Monday, August 9, 2010

North Korea Fires Artillery Near Disputed Waters

North Korea Fires Artillery Near Disputed Waters
By CHOE SANG-HUN
Copyright by The New York Times
Published: August 9, 2010
http://www.nytimes.com/2010/08/10/world/asia/10korea.html


SEOUL, South Korea — North Korea fired 110 artillery rounds at waters near a disputed western sea border with the South on Monday, escalating already high tensions after the sinking in March of a South Korean warship.

About 10 shells landed near Byeongryeong, a South Korean border island, followed by an additional 100 rounds falling near another border island, Yeonpyeong, said a spokesman of the Office of Joint Chiefs of Staff in Seoul, who insisted on anonymity until there was a formal government announcement.

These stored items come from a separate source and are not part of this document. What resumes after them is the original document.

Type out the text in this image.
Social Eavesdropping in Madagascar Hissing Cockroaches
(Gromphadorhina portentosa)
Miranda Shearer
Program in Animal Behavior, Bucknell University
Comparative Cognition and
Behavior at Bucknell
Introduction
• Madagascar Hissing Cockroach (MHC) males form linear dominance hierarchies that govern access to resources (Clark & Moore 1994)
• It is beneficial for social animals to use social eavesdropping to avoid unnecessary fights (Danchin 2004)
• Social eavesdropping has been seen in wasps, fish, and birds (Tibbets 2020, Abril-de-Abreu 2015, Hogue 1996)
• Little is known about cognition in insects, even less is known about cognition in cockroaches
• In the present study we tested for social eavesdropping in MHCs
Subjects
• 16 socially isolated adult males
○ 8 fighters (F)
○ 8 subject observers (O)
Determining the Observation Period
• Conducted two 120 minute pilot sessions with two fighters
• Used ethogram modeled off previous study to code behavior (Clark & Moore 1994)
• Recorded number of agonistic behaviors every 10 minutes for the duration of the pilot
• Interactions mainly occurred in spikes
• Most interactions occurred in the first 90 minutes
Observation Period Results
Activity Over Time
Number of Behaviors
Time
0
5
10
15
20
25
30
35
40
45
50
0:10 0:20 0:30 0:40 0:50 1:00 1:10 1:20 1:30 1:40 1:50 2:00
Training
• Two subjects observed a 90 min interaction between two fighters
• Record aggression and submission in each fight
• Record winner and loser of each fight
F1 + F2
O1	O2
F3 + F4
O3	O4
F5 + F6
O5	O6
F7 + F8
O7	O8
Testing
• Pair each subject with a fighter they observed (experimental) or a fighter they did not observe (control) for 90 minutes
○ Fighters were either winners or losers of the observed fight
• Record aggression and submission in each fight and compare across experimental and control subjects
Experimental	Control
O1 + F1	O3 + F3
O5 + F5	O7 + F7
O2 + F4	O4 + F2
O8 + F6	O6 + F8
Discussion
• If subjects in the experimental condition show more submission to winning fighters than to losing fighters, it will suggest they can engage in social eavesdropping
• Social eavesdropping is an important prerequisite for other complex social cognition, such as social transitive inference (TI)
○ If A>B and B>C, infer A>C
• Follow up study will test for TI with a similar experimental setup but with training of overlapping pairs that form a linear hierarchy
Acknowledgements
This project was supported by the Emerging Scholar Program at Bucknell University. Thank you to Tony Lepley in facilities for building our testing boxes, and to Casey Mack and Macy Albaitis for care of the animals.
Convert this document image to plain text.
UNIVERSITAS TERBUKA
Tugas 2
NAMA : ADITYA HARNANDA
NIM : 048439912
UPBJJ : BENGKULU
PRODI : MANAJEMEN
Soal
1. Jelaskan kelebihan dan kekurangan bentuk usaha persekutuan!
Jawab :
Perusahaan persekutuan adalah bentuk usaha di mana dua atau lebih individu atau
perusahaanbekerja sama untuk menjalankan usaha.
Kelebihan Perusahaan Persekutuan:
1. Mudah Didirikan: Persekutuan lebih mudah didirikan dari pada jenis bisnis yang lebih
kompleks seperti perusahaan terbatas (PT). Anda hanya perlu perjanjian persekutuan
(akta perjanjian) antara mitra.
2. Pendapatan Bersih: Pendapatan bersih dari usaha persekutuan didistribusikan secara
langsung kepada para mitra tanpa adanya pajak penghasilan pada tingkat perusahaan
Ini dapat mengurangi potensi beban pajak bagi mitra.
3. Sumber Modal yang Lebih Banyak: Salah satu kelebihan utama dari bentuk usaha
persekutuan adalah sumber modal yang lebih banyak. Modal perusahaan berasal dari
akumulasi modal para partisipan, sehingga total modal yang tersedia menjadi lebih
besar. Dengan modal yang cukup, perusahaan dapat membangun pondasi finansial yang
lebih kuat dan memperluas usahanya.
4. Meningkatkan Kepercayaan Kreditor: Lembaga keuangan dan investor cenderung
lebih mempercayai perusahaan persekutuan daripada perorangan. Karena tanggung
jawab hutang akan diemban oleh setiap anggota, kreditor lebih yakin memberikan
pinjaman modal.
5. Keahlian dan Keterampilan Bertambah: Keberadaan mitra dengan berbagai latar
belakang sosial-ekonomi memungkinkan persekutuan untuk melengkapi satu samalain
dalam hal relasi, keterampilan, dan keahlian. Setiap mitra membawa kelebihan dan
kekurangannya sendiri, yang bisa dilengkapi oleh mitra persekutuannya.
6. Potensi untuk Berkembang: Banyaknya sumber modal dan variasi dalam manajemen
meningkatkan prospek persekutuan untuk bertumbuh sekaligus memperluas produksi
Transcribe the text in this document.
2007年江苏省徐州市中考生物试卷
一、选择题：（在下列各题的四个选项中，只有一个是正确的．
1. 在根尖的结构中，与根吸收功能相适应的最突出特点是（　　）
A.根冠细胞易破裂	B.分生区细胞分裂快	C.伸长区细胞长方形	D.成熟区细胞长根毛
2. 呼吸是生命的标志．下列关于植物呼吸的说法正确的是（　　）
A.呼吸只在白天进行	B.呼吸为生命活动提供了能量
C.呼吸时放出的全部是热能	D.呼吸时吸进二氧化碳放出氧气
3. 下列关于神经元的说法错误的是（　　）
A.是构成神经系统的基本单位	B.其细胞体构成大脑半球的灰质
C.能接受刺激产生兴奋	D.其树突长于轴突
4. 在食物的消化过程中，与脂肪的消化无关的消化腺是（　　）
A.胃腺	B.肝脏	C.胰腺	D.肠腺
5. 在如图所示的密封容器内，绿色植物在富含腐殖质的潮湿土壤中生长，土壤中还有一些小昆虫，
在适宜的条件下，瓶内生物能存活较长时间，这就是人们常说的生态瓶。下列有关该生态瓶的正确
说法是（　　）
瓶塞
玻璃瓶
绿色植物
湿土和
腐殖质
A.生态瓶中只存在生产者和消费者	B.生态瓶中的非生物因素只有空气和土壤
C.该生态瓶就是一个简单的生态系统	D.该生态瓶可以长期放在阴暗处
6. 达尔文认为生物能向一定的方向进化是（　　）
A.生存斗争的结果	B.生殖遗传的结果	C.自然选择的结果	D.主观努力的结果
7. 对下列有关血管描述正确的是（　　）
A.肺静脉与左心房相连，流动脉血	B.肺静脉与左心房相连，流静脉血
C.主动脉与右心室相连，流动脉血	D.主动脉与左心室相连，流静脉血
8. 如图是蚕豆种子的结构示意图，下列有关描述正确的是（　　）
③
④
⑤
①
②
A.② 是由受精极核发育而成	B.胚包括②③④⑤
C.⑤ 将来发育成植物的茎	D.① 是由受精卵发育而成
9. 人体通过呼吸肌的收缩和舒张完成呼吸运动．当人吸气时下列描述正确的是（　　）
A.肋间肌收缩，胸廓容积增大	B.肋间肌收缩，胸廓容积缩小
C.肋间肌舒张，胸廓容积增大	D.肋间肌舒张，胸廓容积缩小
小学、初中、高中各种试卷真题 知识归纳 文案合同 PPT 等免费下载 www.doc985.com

Between 5:52 p.m. and 6:14 p.m., personnel on navy ships and South Korean marines based on the islands saw columns of sea water spouting up after the shells struck, he said.

The spokesman said that all the shells fell just north of the so-called Northern Limit Line, or N.L.L., which both South Korea and the United States consider the only legitimate western sea border between the Koreas and have patrolled since the three-year Korean War ended in a cease-fire in 1953.

But the South Korean national news agency Yonhap and SBS, a domestic television network, citing unidentified military sources, reported that some of the rounds crossed the line. The two South Korean islands, heavily populated by South Korean marines and fishermen, lie within the 17-mile range of North Korea’s coastline artillery.

South Korea has recently said that any North Korean shells falling south of that line will be considered an attack and will be responded to in kind.

“The shells came from North Korea’s shore guns,” the South Korean spokesman said. “Our navy boosted its surveillance and combat readiness. We also broadcast a warning to the North Koreans.” He would not give more details.

The waters around the two islands were the site of three recent naval skirmishes between the Koreas — in 1999 and 2002 and last November. In March, the Cheonan, a 1,200-ton South Korean Navy corvette, exploded in those waters, and the ship went down, killing 46 sailors. South Korea blames a North Korean torpedo attack for the sinking. In the past two weeks, it has conducted large-scale naval exercises with its main ally, the United States, or on its own.

North Korea has denied responsibility and called the accusation a justification for warmongering by South Korea and the United States. Last week, it warned South Korean fishermen to stay away from the waters around the two islands because its military might launch a “strong physical retaliation” against a five-day South Korean naval drill there. The South Korean drill, meant as a show of force against the North, ended Monday. North Korea regularly threatens a major military clash in the disputed waters. In December, it threatened to fire shells into the waters as a way to enforce its claims. Later, both militaries fired shells, but they did not attack each other, nor did their shells cross the Northern Limit Line.

North Korea has never accepted the Northern Limit Line, which was drawn unilaterally by theAmerican-led United Nations forces at the end of the Korean War, and the North claims waters many kilometers south of it.